Backhilfe

Schlaflos bei Mörlerjutta

Landbote-Mitarbeiterin Jutta Himmighofen-Strack hat eine Nachtschicht in der Bäckerei Mörler in Friedberg eingelegt. Hier ist noch Handarbeit angesagt. Auf Backmischungen und vorgefertigte Produkte wird verzichtet. Die Nacht zu Samstag ist für die Bäcker ein Wettlauf mit der Zeit. Jeder Handgriff muss sitzen. „Mit meinem Tempo würde die Filiale in Bad Nauheim morgen sicher nicht beliefert werden können“, muss die Autorin feststellen.

Backhilfe

Von Jutta Himmighofen-Strack

Freitag, kurz nach 22 Uhr. Ich bin  müde und der Gedanke, mir jetzt eine Nacht um die Ohren zu schlagen, erheitert mich wenig. Soll ich wirklich klingeln? Letztlich siegt mein Pflichtgefühl. Schließlich war es meine Idee eine Reportage über einen Bäckerbetrieb zu schreiben und der Termin steht. Energisch drücke ich auf den Klingelkopf der Hofbäckerei Mörler in Friedbergs Altstadt. Das Abenteuer „Nachtschicht in einer Handwerksbäckerei“ kann beginnen.

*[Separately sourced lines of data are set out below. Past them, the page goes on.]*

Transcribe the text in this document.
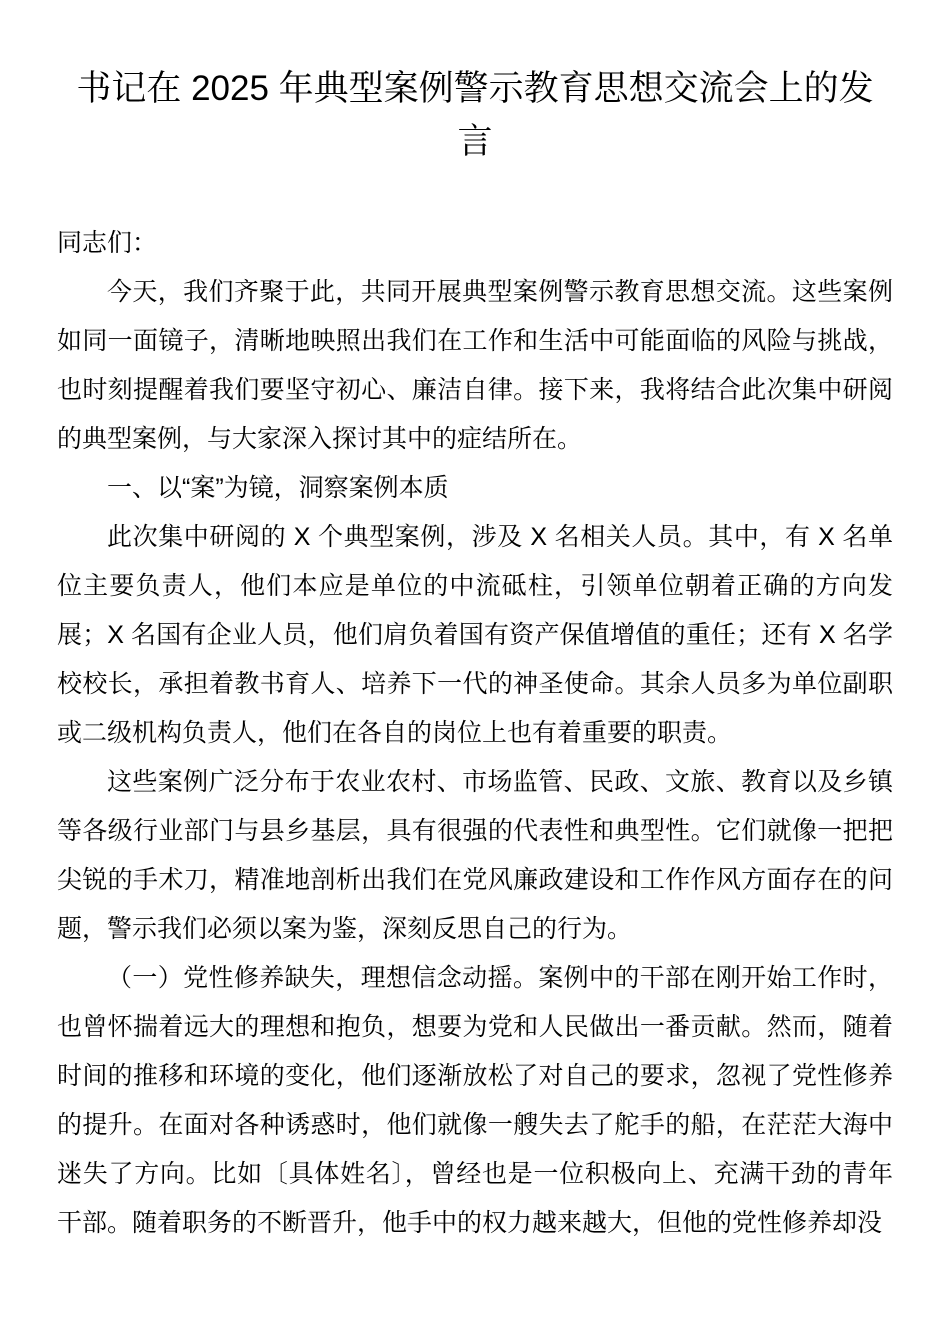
书记在 2025 年典型案例警示教育思想交流会上的发言

同志们：

今天，我们齐聚于此，共同开展典型案例警示教育思想交流。这些案例如同一面镜子，清晰地映照出我们在工作和生活中可能面临的风险与挑战，也时刻提醒着我们要坚守初心、廉洁自律。接下来，我将结合此次集中研阅的典型案例，与大家深入探讨其中的症结所在。

一、以“案”为镜，洞察案例本质

此次集中研阅的 X 个典型案例，涉及 X 名相关人员。其中，有 X 名单位主要负责人，他们本应是单位的中流砥柱，引领单位朝着正确的方向发展；X 名国有企业人员，他们肩负着国有资产保值增值的重任；还有 X 名学校校长，承担着教书育人、培养下一代的神圣使命。其余人员多为单位副职或二级机构负责人，他们在各自的岗位上也有着重要的职责。

这些案例广泛分布于农业农村、市场监管、民政、文旅、教育以及乡镇等各级行业部门与县乡基层，具有很强的代表性和典型性。它们就像一把把尖锐的手术刀，精准地剖析出我们在党风廉政建设和工作作风方面存在的问题，警示我们必须以案为鉴，深刻反思自己的行为。

（一）党性修养缺失，理想信念动摇。案例中的干部在刚开始工作时，也曾怀揣着远大的理想和抱负，想要为党和人民做出一番贡献。然而，随着时间的推移和环境的变化，他们逐渐放松了对自己的要求，忽视了党性修养的提升。在面对各种诱惑时，他们就像一艘失去了舵手的船，在茫茫大海中迷失了方向。比如〔具体姓名〕，曾经也是一位积极向上、充满干劲的青年干部。随着职务的不断晋升，他手中的权力越来越大，但他的党性修养却没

Die beiden Geschäftsführer „Steffen und Steffen“ sind schon mittendrin in den Vorbereitungen. „Seit wir unsere Filiale in Bad Nauheim Anfang des Jahres eröffnet haben“ ist die Nacht von Freitag auf Samstag zu einem ganz besonderen Wettlauf mit der Zeit geworden“, erzählt Steffen Mörler. Na ja,  denke ich selbstbewusst, heute habt ihr ja eine Zusatzkraft.  Voller Tatendrang ziehe ich die Bäckerkluft an, die für mich aus T-Shirt, Schürze und Kappe besteht, und wasche und desinfiziere meine Hände. Mittlerweile sind noch ein Meister und ein Geselle in der Backstube eingetroffen und die Stimmung ist trotz Hektik gut. Wir beginnen mit dem Usagässer Krüstchen, einer von Mörler entwickelten Brotspezialität. Steffen Mörler verwendet eigene Rezepturen und keine fertigen Backmischungen oder gar Convenience Produkte, also industriell vorgefertigte Backwaren. Das erzählt er, während die Teigmaschine die Zutaten miteinander mischt. Bei meinem Versuch, die zuvor abgewogenen Teigstücke in eine halbwegs passable Brotform zu verwandeln, bekomme ich eine erste Ahnung davon, wie viel Mehrarbeit dahinter steckt, wenn man sich wieder für die traditionelle Backkunst entscheidet. Der Teig ist so weich, dass er an meinen Händen klebt, wenn ich nicht schnell genug im Formen bin. Damit haben auch die Maschinen bei der industriellen Produktion Probleme. Deshalb werden die Backmischungen den Maschinen angepasst und kleben nicht, erläutert der andere Steffen, Steffen Schill.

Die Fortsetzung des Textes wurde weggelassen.